Thursday, August 29, 2019

Otah Recipe





Ingredients
300g fish meat (I used firm cod fish fillet)
1 egg white
2 to 3 tbsp rice flour2 to 3 tbsp corn starch
4 tbsp coconut milk 
banana leaves (defrost the frozen leaves and washed
oil to brush banana leaves
toothpicks to secure wrapped otah

Spice Paste
15 dried chillies
one stalk lemongrass - soft part only, chopped finely
4 lime leaves - sliced thinly
200g shallots - peeled and chopped
20g galangal - peeled and chopped
10 candlenuts
15g belachan
1 tsp curry powder
1 tsp turmeric powder 
1 tsp coriander powder  1/3 cup oil
1 tsp sugar
1 tsp salt

 Method
  1. Remove stalk of dried chillies.  Cut into halves.  Place cut chillies in a bowl and pour hot boiling water into the bowl to soften the chillies.  Leave to soak for 15 minutes and use a sieve to remove the soaked chillies, discarding as much seeds as possible.

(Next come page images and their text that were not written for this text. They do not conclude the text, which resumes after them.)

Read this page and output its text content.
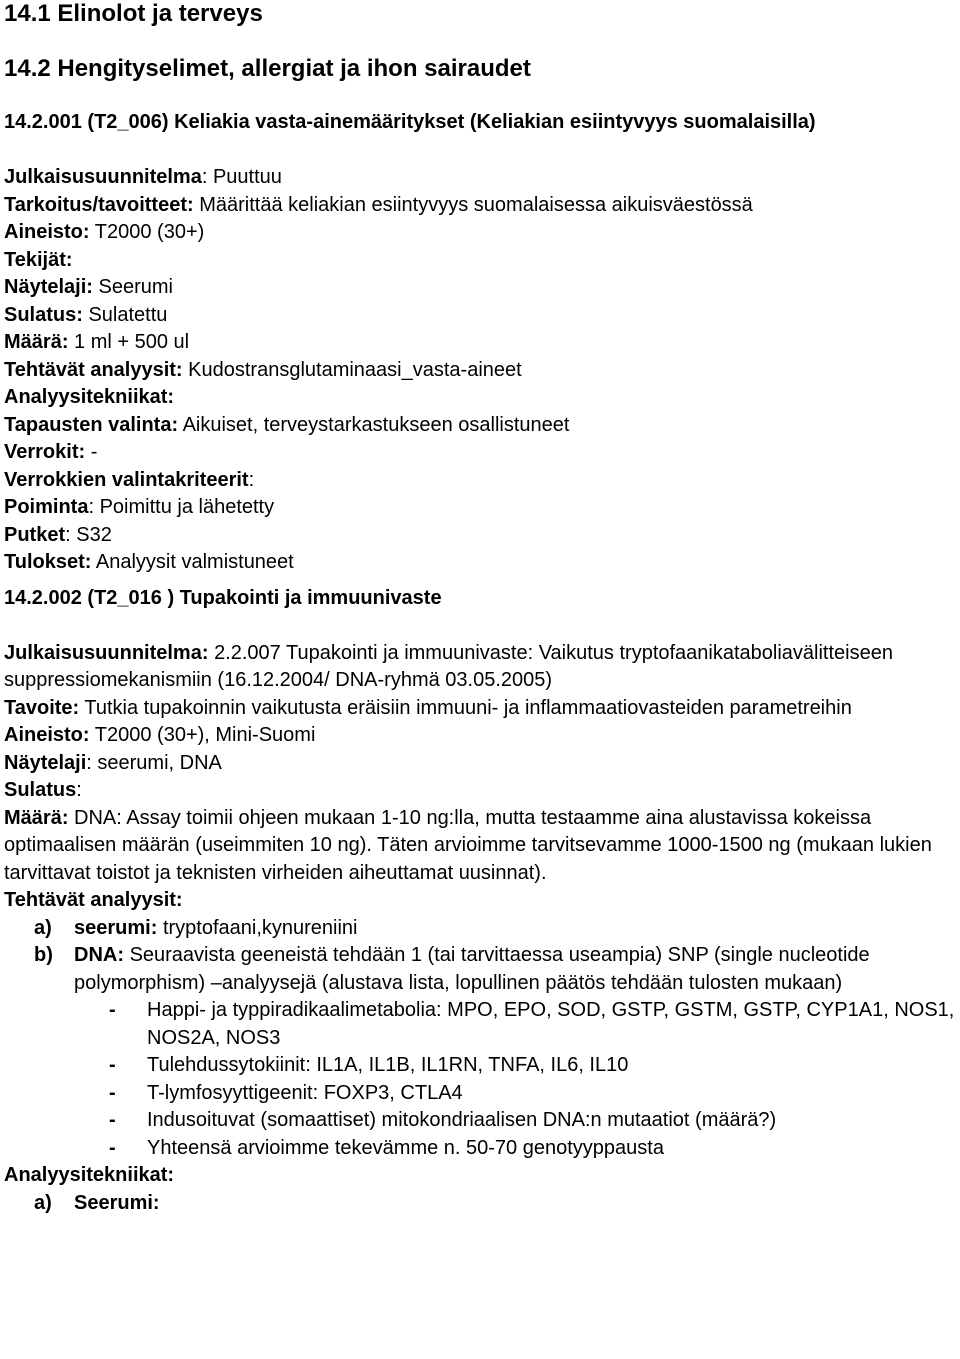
14.1 Elinolot ja terveys
14.2 Hengityselimet, allergiat ja ihon sairaudet
14.2.001 (T2_006) Keliakia vasta-ainemääritykset (Keliakian esiintyvyys suomalaisilla)
Julkaisusuunnitelma: Puuttuu
Tarkoitus/tavoitteet: Määrittää keliakian esiintyvyys suomalaisessa aikuisväestössä
Aineisto: T2000 (30+)
Tekijät:
Näytelaji: Seerumi
Sulatus: Sulatettu
Määrä: 1 ml + 500 ul
Tehtävät analyysit: Kudostransglutaminaasi_vasta-aineet
Analyysitekniikat:
Tapausten valinta: Aikuiset, terveystarkastukseen osallistuneet
Verrokit: -
Verrokkien valintakriteerit:
Poiminta: Poimittu ja lähetetty
Putket: S32
Tulokset: Analyysit valmistuneet
14.2.002 (T2_016 ) Tupakointi ja immuunivaste
Julkaisusuunnitelma: 2.2.007 Tupakointi ja immuunivaste: Vaikutus tryptofaanikataboliavälitteiseen suppressiomekanismiin (16.12.2004/ DNA-ryhmä 03.05.2005)
Tavoite: Tutkia tupakoinnin vaikutusta eräisiin immuuni- ja inflammaatiovasteiden parametreihin
Aineisto: T2000 (30+), Mini-Suomi
Näytelaji: seerumi, DNA
Sulatus:
Määrä: DNA: Assay toimii ohjeen mukaan 1-10 ng:lla, mutta testaamme aina alustavissa kokeissa optimaalisen määrän (useimmiten 10 ng). Täten arvioimme tarvitsevamme 1000-1500 ng (mukaan lukien tarvittavat toistot ja teknisten virheiden aiheuttamat uusinnat).
Tehtävät analyysit:
a) seerumi: tryptofaani,kynureniini
b) DNA: Seuraavista geeneistä tehdään 1 (tai tarvittaessa useampia) SNP (single nucleotide polymorphism) –analyysejä (alustava lista, lopullinen päätös tehdään tulosten mukaan)
- Happi- ja typpiradikaalimetabolia: MPO, EPO, SOD, GSTP, GSTM, GSTP, CYP1A1, NOS1, NOS2A, NOS3
- Tulehdussytokiinit: IL1A, IL1B, IL1RN, TNFA, IL6, IL10
- T-lymfosyyttigeenit: FOXP3, CTLA4
- Indusoituvat (somaattiset) mitokondriaalisen DNA:n mutaatiot (määrä?)
- Yhteensä arvioimme tekevämme n. 50-70 genotyyppausta
Analyysitekniikat:
a) Seerumi:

  2. Blend the spice paste.
  3. Add oil to a frying pan.  Cook spice paste over low heat until aromatic.
  4. Set aside cooked spice paste and let it cool to room temperature.

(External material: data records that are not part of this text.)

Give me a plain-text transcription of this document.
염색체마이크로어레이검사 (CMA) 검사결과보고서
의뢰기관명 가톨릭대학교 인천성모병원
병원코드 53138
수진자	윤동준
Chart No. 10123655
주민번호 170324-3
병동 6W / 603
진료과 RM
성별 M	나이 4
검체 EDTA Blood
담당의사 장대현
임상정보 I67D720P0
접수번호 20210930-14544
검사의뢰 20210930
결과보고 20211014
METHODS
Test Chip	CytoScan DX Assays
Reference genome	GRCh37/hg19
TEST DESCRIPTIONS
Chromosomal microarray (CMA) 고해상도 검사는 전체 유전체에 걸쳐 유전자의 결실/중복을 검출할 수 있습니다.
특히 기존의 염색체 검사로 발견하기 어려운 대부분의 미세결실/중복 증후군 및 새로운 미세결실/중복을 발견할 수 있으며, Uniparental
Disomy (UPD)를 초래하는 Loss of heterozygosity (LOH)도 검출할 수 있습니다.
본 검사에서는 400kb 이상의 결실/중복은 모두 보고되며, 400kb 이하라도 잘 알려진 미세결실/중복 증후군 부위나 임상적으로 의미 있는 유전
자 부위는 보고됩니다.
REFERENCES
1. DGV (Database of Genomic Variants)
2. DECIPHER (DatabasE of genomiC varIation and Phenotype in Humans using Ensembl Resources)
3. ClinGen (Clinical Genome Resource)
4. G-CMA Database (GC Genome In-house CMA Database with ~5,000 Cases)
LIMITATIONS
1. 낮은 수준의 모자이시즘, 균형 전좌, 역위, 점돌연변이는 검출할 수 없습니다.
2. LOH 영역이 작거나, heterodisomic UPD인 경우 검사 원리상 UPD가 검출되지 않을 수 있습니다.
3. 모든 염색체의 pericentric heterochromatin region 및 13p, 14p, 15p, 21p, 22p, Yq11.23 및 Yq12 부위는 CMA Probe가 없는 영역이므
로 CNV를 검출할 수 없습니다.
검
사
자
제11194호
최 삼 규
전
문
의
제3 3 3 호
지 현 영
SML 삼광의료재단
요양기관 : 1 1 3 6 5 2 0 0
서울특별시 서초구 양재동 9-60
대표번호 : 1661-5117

  5. Blend fish meat.  Add egg white, lime leaves and coconut milk.  Blend to combine well.
  6. Return spice paste into the blender.  Add rice flour and cornstarch and blend to combine well to make the otah mixture. 

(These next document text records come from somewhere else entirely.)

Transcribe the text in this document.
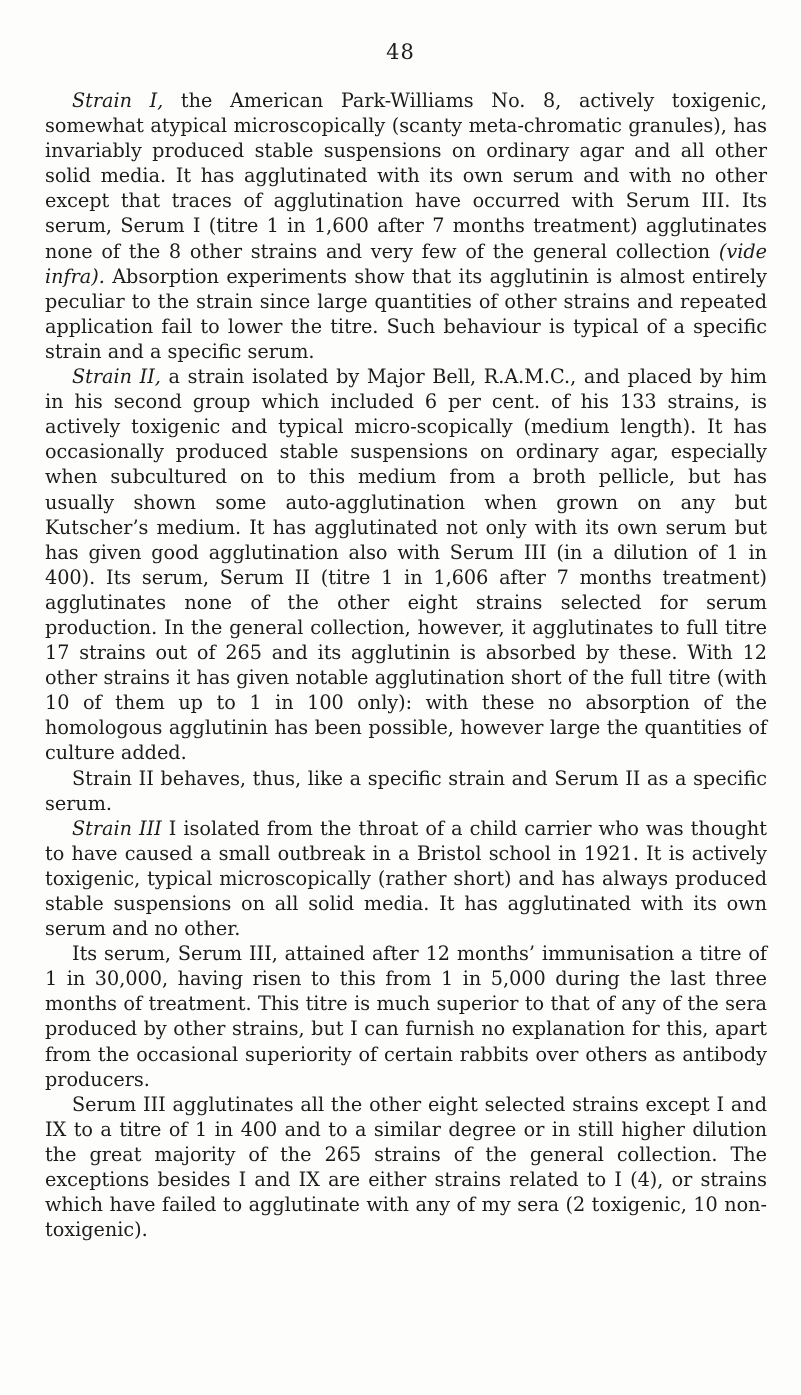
48

Strain I, the American Park-Williams No. 8, actively toxigenic, somewhat atypical microscopically (scanty meta-chromatic granules), has invariably produced stable suspensions on ordinary agar and all other solid media. It has agglutinated with its own serum and with no other except that traces of agglutination have occurred with Serum III. Its serum, Serum I (titre 1 in 1,600 after 7 months treatment) agglutinates none of the 8 other strains and very few of the general collection (vide infra). Absorption experiments show that its agglutinin is almost entirely peculiar to the strain since large quantities of other strains and repeated application fail to lower the titre. Such behaviour is typical of a specific strain and a specific serum.

Strain II, a strain isolated by Major Bell, R.A.M.C., and placed by him in his second group which included 6 per cent. of his 133 strains, is actively toxigenic and typical micro-scopically (medium length). It has occasionally produced stable suspensions on ordinary agar, especially when subcultured on to this medium from a broth pellicle, but has usually shown some auto-agglutination when grown on any but Kutscher’s medium. It has agglutinated not only with its own serum but has given good agglutination also with Serum III (in a dilution of 1 in 400). Its serum, Serum II (titre 1 in 1,606 after 7 months treatment) agglutinates none of the other eight strains selected for serum production. In the general collection, however, it agglutinates to full titre 17 strains out of 265 and its agglutinin is absorbed by these. With 12 other strains it has given notable agglutination short of the full titre (with 10 of them up to 1 in 100 only): with these no absorption of the homologous agglutinin has been possible, however large the quantities of culture added.

Strain II behaves, thus, like a specific strain and Serum II as a specific serum.

Strain III I isolated from the throat of a child carrier who was thought to have caused a small outbreak in a Bristol school in 1921. It is actively toxigenic, typical microscopically (rather short) and has always produced stable suspensions on all solid media. It has agglutinated with its own serum and no other.

Its serum, Serum III, attained after 12 months’ immunisation a titre of 1 in 30,000, having risen to this from 1 in 5,000 during the last three months of treatment. This titre is much superior to that of any of the sera produced by other strains, but I can furnish no explanation for this, apart from the occasional superiority of certain rabbits over others as antibody producers.

Serum III agglutinates all the other eight selected strains except I and IX to a titre of 1 in 400 and to a similar degree or in still higher dilution the great majority of the 265 strains of the general collection. The exceptions besides I and IX are either strains related to I (4), or strains which have failed to agglutinate with any of my sera (2 toxigenic, 10 non-toxigenic).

  7. Pour mixture into a bowl.  Prepare one banana leaf and lightly brush the centre part with vegetable oil.  Place 4 tbsp otah paste in the centre of the banana leaf.
  8. Fold one edge of the banana leaf to cover the otah paste.  Fold the other edge in and press gently.  Use toothpicks to secure both ends of the banana leaf.
  9. Continue with the rest of the paste.
  10. Heat up weber grill on high, about 400 degree F.  Grill 5 minutes on each side.